“Your life is like a jar of jelly beans.”

2 Mar

The title of this post is a quote said frequently by one of my favorite professors: Mr. Smith. And it just seemed appropriate for this post.

Here are some fantastic things I have in my life as of now:

1. Friends who tolerate me even when I am at my worst.
2. Family
3. A church that I am growing to love.
4. Dancing
5. A small job.
6. An idea of where I want to go with my life.

And with these things I am mostly content… Like 98% content.

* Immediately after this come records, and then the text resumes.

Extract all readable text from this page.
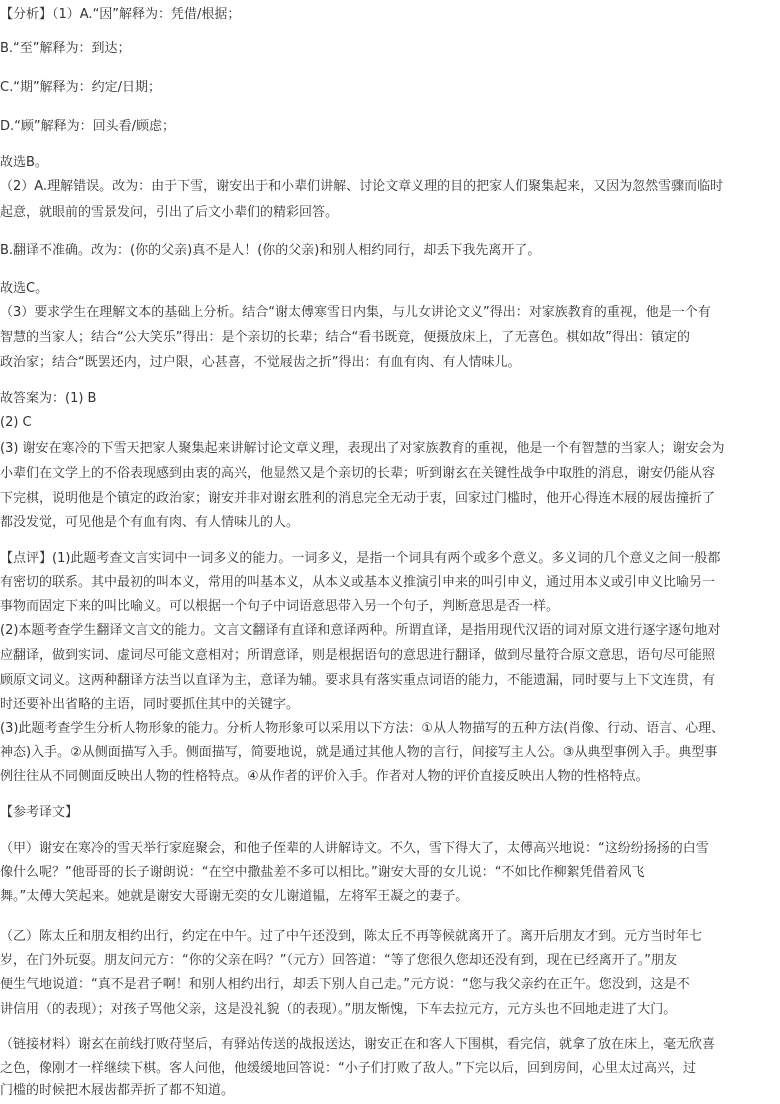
【分析】（1）A.“因”解释为：凭借/根据；
B.“至”解释为：到达；
C.“期”解释为：约定/日期；
D.“顾”解释为：回头看/顾虑；
故选B。
（2）A.理解错误。改为：由于下雪，谢安出于和小辈们讲解、讨论文章义理的目的把家人们聚集起来，又因为忽然雪骤而临时
起意，就眼前的雪景发问，引出了后文小辈们的精彩回答。
B.翻译不准确。改为：(你的父亲)真不是人！(你的父亲)和别人相约同行，却丢下我先离开了。
故选C。
（3）要求学生在理解文本的基础上分析。结合“谢太傅寒雪日内集，与儿女讲论文义”得出：对家族教育的重视，他是一个有
智慧的当家人；结合“公大笑乐”得出：是个亲切的长辈；结合“看书既竟，便摄放床上，了无喜色。棋如故”得出：镇定的
政治家；结合“既罢还内，过户限，心甚喜，不觉屐齿之折”得出：有血有肉、有人情味儿。
故答案为：(1) B
(2) C
(3) 谢安在寒冷的下雪天把家人聚集起来讲解讨论文章义理，表现出了对家族教育的重视，他是一个有智慧的当家人；谢安会为
小辈们在文学上的不俗表现感到由衷的高兴，他显然又是个亲切的长辈；听到谢玄在关键性战争中取胜的消息，谢安仍能从容
下完棋，说明他是个镇定的政治家；谢安并非对谢玄胜利的消息完全无动于衷，回家过门槛时，他开心得连木屐的屐齿撞折了
都没发觉，可见他是个有血有肉、有人情味儿的人。
【点评】(1)此题考查文言实词中一词多义的能力。一词多义，是指一个词具有两个或多个意义。多义词的几个意义之间一般都
有密切的联系。其中最初的叫本义，常用的叫基本义，从本义或基本义推演引申来的叫引申义，通过用本义或引申义比喻另一
事物而固定下来的叫比喻义。可以根据一个句子中词语意思带入另一个句子，判断意思是否一样。
(2)本题考查学生翻译文言文的能力。文言文翻译有直译和意译两种。所谓直译，是指用现代汉语的词对原文进行逐字逐句地对
应翻译，做到实词、虚词尽可能文意相对；所谓意译，则是根据语句的意思进行翻译，做到尽量符合原文意思，语句尽可能照
顾原文词义。这两种翻译方法当以直译为主，意译为辅。要求具有落实重点词语的能力，不能遗漏，同时要与上下文连贯，有
时还要补出省略的主语，同时要抓住其中的关键字。
(3)此题考查学生分析人物形象的能力。分析人物形象可以采用以下方法：①从人物描写的五种方法(肖像、行动、语言、心理、
神态)入手。②从侧面描写入手。侧面描写，简要地说，就是通过其他人物的言行，间接写主人公。③从典型事例入手。典型事
例往往从不同侧面反映出人物的性格特点。④从作者的评价入手。作者对人物的评价直接反映出人物的性格特点。
【参考译文】
（甲）谢安在寒冷的雪天举行家庭聚会，和他子侄辈的人讲解诗文。不久，雪下得大了，太傅高兴地说：“这纷纷扬扬的白雪
像什么呢？”他哥哥的长子谢朗说：“在空中撒盐差不多可以相比。”谢安大哥的女儿说：“不如比作柳絮凭借着风飞
舞。”太傅大笑起来。她就是谢安大哥谢无奕的女儿谢道韫，左将军王凝之的妻子。
（乙）陈太丘和朋友相约出行，约定在中午。过了中午还没到，陈太丘不再等候就离开了。离开后朋友才到。元方当时年七
岁，在门外玩耍。朋友问元方：“你的父亲在吗？”（元方）回答道：“等了您很久您却还没有到，现在已经离开了。”朋友
便生气地说道：“真不是君子啊！和别人相约出行，却丢下别人自己走。”元方说：“您与我父亲约在正午。您没到，这是不
讲信用（的表现）；对孩子骂他父亲，这是没礼貌（的表现）。”朋友惭愧，下车去拉元方，元方头也不回地走进了大门。
（链接材料）谢玄在前线打败苻坚后，有驿站传送的战报送达，谢安正在和客人下围棋，看完信，就拿了放在床上，毫无欣喜
之色，像刚才一样继续下棋。客人问他，他缓缓地回答说：“小子们打败了敌人。”下完以后，回到房间，心里太过高兴，过
门槛的时候把木屐齿都弄折了都不知道。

Life never goes completely how we expect it to… it simply happens. You can either force it to happen the way you had planned or you can just go with whatever is thrown at you. For most of my life I think I always tried to make things happen the way I wanted and only finally in the last couple of months I must have subconsciously decided that in order for me to be content and pleasantly happy I simply had to “go with the flow”.
For example in October, I finally found a grad school program that I knew was perfect for me and it was Mass Art or nothing, well after rushing a portfolio and getting things submitted hours after the actual deadline, and then spending the past month and a half waiting to hear back from admissions, I came to the realization that something must have not have been received in time. Just because something didn’t go right this time, doesn’t mean I am giving up, it means I have almost an entire year to get everything together and get an amazing portfolio completed. Because I will get into Mass Art.

I am also determined to live in Massachusetts starting next fall. Most of the dancing and hanging out with people, has been in MA… Two hours driving total.. is a lot of driving. Honestly, it’s been worth the drive.

For two Sunday’s I have been going to a church up in Massachusetts, it’s a bit of a drive but I am happy to make that drive, because church has been an important part of my life and I’ve been neglecting it in the past few years. Not because I stopped liking it but because my home church didn’t feel like home anymore. I had gone away to school in Virginia and came home and didn’t know anyone at the church when I came back, and felt like I wasn’t being filled spiritually in the I needed. This new church was incredibly welcoming (it helps that a few of my friends go to the church) and I already feel like I am supposed to be there. Through church and some of my newer friends that I have made through dancing and being to share my faith with them I feel walls in my heart falling down and burdens feeling lighter.

Finally, I am starting to feel balanced and content and peace. I like that feeling.